Bizim elimizde bulunan gerçek en eski kaynaklardan biri ise 1955 yılında basılmış olan İstanbul Haritalı Şehir Rehberi’dir. Kitap aslında zamanında babam tarafından da kullanılan, ön ve arka kapaklardaki iki cepte katlanmış ilçe haritalarını içeren, iç sayfalarında ise sokak adlarının ilçeye göre listesini içeren bileşik bir yapı gösterir. Buradaki adlandırmaya göre Yesil sokağı artık Yeşilçam olmuş görünmektedir. Buna karşılık kitap Yeşilçam ya da diğer sokakların adlarının nereden geldiğini anlatmaz.
Tiyatrodan sinemaya binaların dönüşümü
Sokağın ünü bilindiği üzere adından çok sinema ile ilişkili merkez olmasından gelmektedir. On sekizinci yüzyılın sonları ve on dokuzuncu yüzyılın başlangıcı daha önce de anlattığımız üzere İstanbul’un Sirkeci – Galata hattının Pera’ya doğru ilerlemesiyle karakterizedir. Pera bölgesi bugün de varlığını sürdüren eski binaların ötesinde daha çok eğlence mekanlarını içeren kozmopolit bir bölgedir. Pera sayıları yirmiyi geçen tiyatro ve kumpanya alanlarını da içinde barındırır, bunların büyük bir kısmı atların bağlanabildiği iç bahçesi bulunan han özelliği gösterir. Günümüzde varlığını sürdüren tek örneği Narmanlı Han olarak görünmektedir. Ancak araya yangınlar değişikliği de başlatır, yapılar caddenin ortaya çıkabilmesi amacıyla gereken yerlerde bina cephesi geri çekilirken, bazıları da genel özellikleri korunarak yenilenir. Bunlardan günümüze erişenlerden ikisi bugün Saint Antoine Kilisesi’nin bulunduğu kompleks (önceki Concordia Tiyatrosu) ve Naum Tiyatrosu’nun yenilemiş hali olan Çiçek Pasajı’dır (Cite de Pera). Pasajın açıldığı yan sokak bugün hala Sahne Sokak olarak adlandırılır.

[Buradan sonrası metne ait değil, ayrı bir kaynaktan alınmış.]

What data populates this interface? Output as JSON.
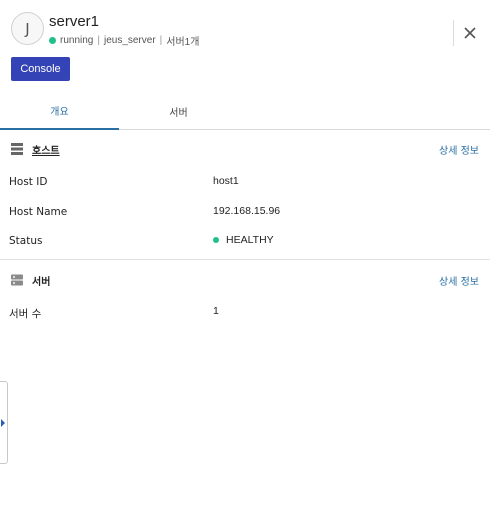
{
  "header": {
    "avatar_letter": "J",
    "title": "server1",
    "status": "running",
    "server_type": "jeus_server",
    "server_count": "서버1개",
    "separator": "|",
    "status_color": "#1fc08a"
  },
  "actions": {
    "console_label": "Console",
    "close_icon": "close-icon"
  },
  "tabs": [
    {
      "label": "개요",
      "active": true
    },
    {
      "label": "서버",
      "active": false
    }
  ],
  "host_section": {
    "title": "호스트",
    "detail_link": "상세 정보",
    "rows": [
      {
        "label": "Host ID",
        "value": "host1"
      },
      {
        "label": "Host Name",
        "value": "192.168.15.96"
      },
      {
        "label": "Status",
        "value": "HEALTHY"
      }
    ]
  },
  "server_section": {
    "title": "서버",
    "detail_link": "상세 정보",
    "rows": [
      {
        "label": "서버 수",
        "value": "1"
      }
    ]
  },
  "colors": {
    "accent": "#2a6fa3",
    "button": "#3443b5",
    "healthy": "#1fc08a"
  }
}
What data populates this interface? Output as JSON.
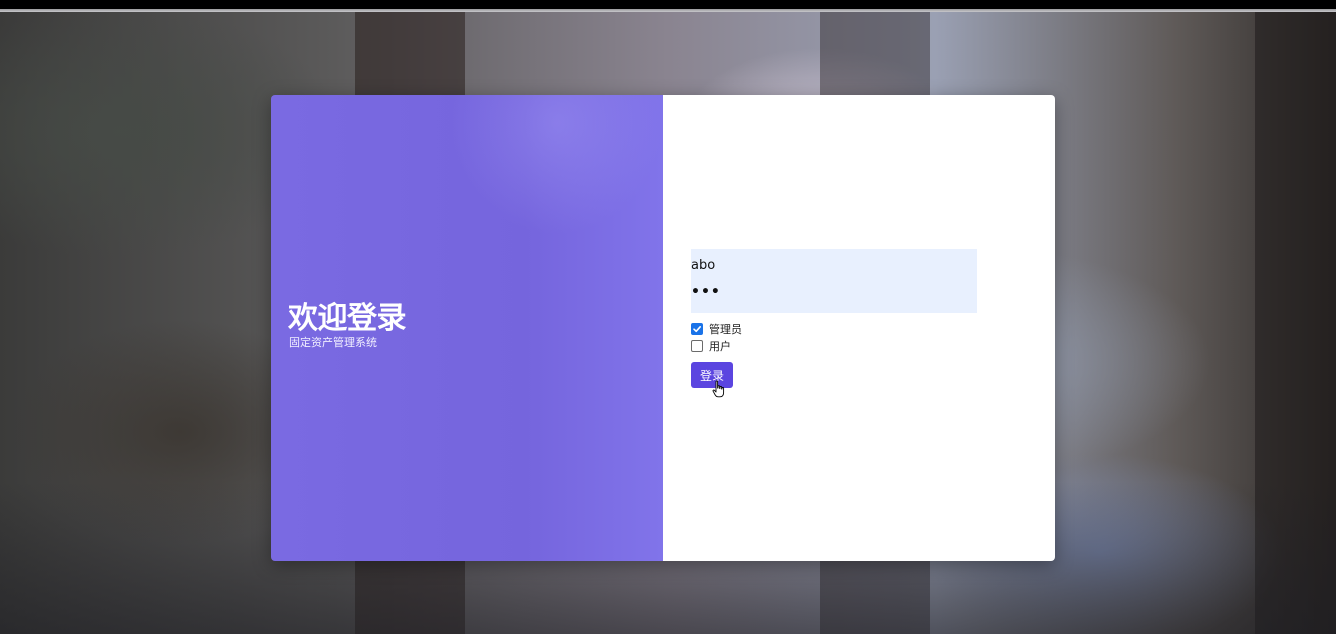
{
  "welcome": {
    "title": "欢迎登录",
    "subtitle": "固定资产管理系统"
  },
  "form": {
    "username_value": "abo",
    "password_value": "•••"
  },
  "roles": [
    {
      "label": "管理员",
      "checked": true
    },
    {
      "label": "用户",
      "checked": false
    }
  ],
  "login_button": "登录",
  "colors": {
    "panel": "#7565dd",
    "button": "#5b45e0",
    "autofill": "#e8f0fe",
    "checkbox": "#1a73e8"
  },
  "icons": {
    "cursor": "hand-pointer-cursor-icon",
    "check": "checkmark-icon"
  }
}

Sıra dışı bir sinemalar sokağının doğuşu
Bugün Emek Sineması’nın bulunduğu ve yakın zamanda yenilenen ön cephesinde Cercle d’Orient bulunan kompleks ise ilk sinemaların açıldığı binalardan biridir. Günümüzde Demirören İş Merkezi olan bina ise Lüksemburg Apartmanı iken içinde Saray ve Şark sinemalarını barındırır, arkası da bir diğer sinemadır (önceki Ar, sonra Sine Pop). Bina Osmanlı Bankası Genel Müdürü Deveaux tarafından yaptırılmıştır. İşte Yesil Sokak tam da bu iki bina arasında arkaya doğru uzanır, bugünkü Grand Pera’nın arkasının ise ilk paten pistini de içeren ve zaman zaman sirkler tarafından kullanılan alan olduğu bilinmektedir.

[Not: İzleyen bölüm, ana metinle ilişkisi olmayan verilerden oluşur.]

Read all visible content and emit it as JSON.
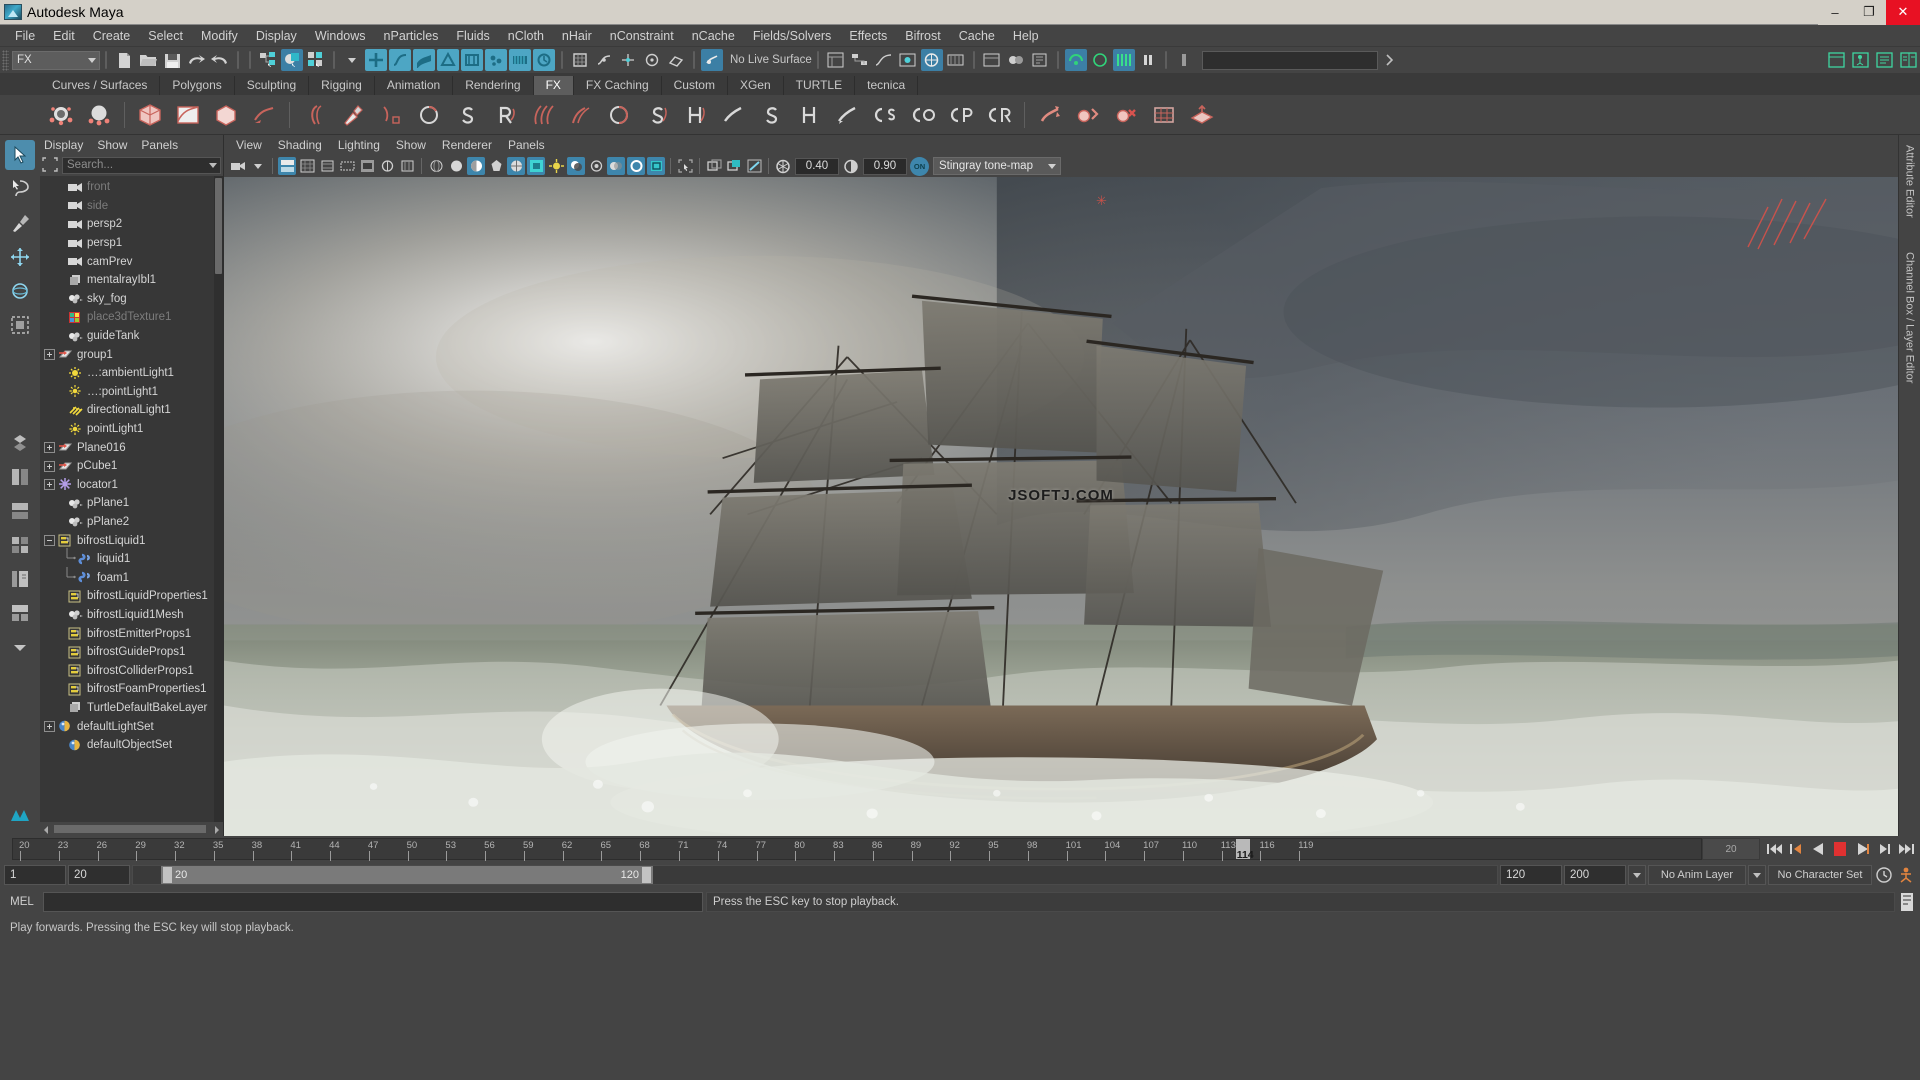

Ne var ki bu özelliklerin hiçbiri Yeşilçam adını açıklayıcı değildir. Oysa sokakta film şirketlerinin merkezlerinin bulunduğunu bugün ellili yaşlarında olanlar kolaylıkla hatırlayacaktır. Figüranların iş bekledikleri kahve, sinema makineleri satış ve tamiriyle uğraşan dükkanlar hafızalardadır. O halde Duhani ve Haritalı Şehir Rehberi arasında isme çam eklenmesini gerektirecek bir öykünme bulunmak zorundadır.